Precision ag has had a different rate of adoption across the corn belt, with some hot spots having much more experience than others. Those early adopters have moved on from grid sampling to management zone development, and the NRCS and most land grant universities are even agreeing with them. You will seldom find an independent consultant that uses grid sampling anymore. Unfortunately, grid is totally driven by the computer, and does not include input from the farmer, the agronomist, or the crop being raised on the soils.
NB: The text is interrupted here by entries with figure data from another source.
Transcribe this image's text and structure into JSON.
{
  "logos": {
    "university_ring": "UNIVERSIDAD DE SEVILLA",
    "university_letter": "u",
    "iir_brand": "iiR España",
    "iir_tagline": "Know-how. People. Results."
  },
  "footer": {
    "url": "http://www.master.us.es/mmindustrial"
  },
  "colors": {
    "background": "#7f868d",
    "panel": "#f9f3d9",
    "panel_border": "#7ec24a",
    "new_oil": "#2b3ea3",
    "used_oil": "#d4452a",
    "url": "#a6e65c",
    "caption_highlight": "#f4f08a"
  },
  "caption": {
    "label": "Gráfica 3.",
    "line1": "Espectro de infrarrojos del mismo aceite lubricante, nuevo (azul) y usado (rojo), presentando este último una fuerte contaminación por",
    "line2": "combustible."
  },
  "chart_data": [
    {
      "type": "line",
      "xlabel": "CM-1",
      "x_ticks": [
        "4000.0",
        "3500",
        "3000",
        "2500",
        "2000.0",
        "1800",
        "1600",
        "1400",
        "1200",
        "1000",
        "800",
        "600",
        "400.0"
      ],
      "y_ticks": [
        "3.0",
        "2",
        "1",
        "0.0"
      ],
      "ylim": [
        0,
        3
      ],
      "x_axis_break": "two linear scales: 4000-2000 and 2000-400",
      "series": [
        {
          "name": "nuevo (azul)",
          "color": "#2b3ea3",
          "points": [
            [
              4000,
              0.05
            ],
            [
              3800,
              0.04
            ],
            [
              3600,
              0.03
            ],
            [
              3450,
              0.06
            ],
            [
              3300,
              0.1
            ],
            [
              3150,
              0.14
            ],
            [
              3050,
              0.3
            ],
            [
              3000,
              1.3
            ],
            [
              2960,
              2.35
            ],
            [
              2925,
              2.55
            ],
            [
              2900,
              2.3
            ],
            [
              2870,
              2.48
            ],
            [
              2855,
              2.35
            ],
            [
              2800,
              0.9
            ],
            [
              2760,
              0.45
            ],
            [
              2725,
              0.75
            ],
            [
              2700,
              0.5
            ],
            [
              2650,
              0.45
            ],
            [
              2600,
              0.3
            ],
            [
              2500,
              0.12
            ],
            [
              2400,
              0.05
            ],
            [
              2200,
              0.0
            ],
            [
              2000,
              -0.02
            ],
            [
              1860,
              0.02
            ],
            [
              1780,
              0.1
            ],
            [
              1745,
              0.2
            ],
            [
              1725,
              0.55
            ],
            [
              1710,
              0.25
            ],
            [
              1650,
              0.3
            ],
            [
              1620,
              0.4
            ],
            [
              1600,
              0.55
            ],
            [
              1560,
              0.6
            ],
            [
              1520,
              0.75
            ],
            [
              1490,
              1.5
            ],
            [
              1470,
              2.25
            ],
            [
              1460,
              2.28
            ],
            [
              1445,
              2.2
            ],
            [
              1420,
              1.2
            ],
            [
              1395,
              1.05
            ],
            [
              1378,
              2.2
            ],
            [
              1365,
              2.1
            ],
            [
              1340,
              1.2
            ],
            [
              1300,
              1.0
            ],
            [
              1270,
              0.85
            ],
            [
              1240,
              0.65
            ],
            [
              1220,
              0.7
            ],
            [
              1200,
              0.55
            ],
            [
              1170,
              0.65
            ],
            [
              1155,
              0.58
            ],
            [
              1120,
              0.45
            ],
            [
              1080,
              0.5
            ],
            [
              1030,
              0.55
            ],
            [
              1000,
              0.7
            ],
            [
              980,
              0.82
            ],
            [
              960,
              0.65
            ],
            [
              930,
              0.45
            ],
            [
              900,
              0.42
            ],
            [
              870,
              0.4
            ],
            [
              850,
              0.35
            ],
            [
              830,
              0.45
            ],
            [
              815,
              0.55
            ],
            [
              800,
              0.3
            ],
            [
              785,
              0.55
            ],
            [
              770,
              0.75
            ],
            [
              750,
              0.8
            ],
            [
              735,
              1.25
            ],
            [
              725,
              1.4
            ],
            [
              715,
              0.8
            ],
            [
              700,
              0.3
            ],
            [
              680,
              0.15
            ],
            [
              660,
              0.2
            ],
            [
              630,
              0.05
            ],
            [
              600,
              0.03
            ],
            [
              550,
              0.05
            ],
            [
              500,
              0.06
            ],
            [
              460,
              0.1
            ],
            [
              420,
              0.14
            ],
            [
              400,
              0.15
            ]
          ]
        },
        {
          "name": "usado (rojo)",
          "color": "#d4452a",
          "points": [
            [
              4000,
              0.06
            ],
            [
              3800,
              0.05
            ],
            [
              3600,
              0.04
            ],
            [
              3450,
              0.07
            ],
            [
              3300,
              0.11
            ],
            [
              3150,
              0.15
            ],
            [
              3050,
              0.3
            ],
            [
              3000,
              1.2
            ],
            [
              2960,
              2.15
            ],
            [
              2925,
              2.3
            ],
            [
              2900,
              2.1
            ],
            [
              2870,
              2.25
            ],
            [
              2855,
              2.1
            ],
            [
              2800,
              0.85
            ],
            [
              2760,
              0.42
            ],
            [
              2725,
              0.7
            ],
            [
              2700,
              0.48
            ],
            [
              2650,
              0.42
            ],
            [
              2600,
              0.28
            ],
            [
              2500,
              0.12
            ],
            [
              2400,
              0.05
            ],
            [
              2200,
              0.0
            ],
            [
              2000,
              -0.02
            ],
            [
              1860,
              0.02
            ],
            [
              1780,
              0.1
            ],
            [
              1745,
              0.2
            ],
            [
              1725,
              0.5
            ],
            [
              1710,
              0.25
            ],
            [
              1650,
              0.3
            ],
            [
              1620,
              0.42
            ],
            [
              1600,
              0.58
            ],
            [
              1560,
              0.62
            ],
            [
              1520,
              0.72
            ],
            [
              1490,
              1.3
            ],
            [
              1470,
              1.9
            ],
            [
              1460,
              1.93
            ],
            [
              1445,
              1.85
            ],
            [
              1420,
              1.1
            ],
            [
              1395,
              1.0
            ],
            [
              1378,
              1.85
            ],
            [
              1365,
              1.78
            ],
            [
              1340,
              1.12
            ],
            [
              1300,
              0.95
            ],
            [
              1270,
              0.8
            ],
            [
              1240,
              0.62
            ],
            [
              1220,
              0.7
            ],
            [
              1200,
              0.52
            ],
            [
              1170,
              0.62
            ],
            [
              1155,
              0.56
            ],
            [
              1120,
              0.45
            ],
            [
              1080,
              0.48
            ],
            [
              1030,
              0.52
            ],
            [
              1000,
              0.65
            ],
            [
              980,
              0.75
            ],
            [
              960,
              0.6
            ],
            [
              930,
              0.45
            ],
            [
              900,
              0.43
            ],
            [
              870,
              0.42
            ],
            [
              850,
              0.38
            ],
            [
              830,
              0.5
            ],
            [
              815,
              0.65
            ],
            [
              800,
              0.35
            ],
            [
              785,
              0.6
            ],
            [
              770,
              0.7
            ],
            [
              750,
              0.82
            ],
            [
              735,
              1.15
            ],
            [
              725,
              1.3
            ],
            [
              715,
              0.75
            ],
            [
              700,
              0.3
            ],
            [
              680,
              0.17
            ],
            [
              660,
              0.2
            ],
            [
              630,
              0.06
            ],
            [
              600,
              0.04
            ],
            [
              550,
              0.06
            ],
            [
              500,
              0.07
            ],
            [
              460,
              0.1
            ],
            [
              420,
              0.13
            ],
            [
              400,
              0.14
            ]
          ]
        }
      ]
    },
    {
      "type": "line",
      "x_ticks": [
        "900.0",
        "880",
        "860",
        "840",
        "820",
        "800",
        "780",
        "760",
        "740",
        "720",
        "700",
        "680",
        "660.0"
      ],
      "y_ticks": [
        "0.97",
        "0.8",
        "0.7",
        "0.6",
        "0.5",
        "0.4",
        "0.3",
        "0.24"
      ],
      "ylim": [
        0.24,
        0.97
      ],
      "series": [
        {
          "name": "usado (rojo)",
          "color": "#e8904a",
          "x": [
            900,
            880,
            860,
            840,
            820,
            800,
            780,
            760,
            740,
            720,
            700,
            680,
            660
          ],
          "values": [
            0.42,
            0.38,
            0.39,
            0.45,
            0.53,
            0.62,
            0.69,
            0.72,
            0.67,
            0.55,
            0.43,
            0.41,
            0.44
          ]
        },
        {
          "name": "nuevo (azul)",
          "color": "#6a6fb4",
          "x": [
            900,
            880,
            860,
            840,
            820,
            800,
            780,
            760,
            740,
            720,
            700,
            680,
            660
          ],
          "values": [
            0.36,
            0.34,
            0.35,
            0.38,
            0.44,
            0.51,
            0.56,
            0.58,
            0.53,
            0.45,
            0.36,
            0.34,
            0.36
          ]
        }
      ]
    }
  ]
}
Yield zone management will be driven by the 2 most important factors in raising a crop: soil type and water holding capacity of those soils. A great blueprint to manage nutrients, lime, and plant populations by. I would also sample at least every other year- it's not exact and you need to keep building representative data. That was another pitfall of grid- so much was spent in one year that farmers tried to live 4 to 5 years off 1 testing cycle. With yield-zone management, and evaluating fields of progressive farmers, you will find that the lower yielding areas have the highest P & K. This is due to non-removal of blanket applications, and the real yield drop is more than likely due to drainage or lime needs. When those areas are found, corrections can be made if possible, and then you can harvest the P & K that is already present in those zones, and have dollars to spend elsewhere."

There you have it. I much agree with Joe's post on Crop Talk. What do you think?

Ed
Winkle

11 comments:

  1. Agree.........did a post on the history of grid sampling from when it started in the 30's (yes 1930's) here on my site http://www.krfarm.net/2010/12/22/rigid-or-smart-grids/

    ReplyDelete
  2. Thank you Kelly. You have had me thinking again! Here is another good reply via email:

    "My response to the grid sampling thread:


    As pointed out by other posters, there are limitations to any kind of sampling system. You have to average your results at some point. You can take two samples right next to each other and you will get different lab results. To say that more samples equals better data is completely false.


    Poorly collected and poorly extrapolated data does not get better by adding more data. Grid sampling is rarely, if ever, done properly. You can't take a sample in a 10 ft. area next to a 4 wheeler and call that a 1 acre, 2.5 acre or 5 acre grid. To do a grid properly, the cores must be distributed throughout that grid and combined into a sample. In many areas, you will be mixing at least 2 distinctly different soil types, with 2 distinctly different chemistries and nutrient holding capacities in almost every grid if you sample that way. Coupled with that, fertilizer spreading widths do not match up with grid sizes. The proponents of grid sampling never address any of these issues. Most of the time you're spreading the wrong rate in the wrong grid. What good does more samples do if you can't equate that to an accurate fertilizer application?

    In addition, fertilizer application equipment today cannot accurately change rates between 20 to 50 ft. grids, hundreds or thousands of times within each field, traveling approx. 20 - 30 ft./sec., while many times spreading multiple products simultaneously with different product densities, all the while trying to maintain an even product distribution within each grid.
    If you're a proponent of grid sampling, show us a yield map that looks like a checkerboard, and does not follow soil types, elevations, contours or CEC, but instead changes yield consistently and only within the same boundaries as a sampling grid."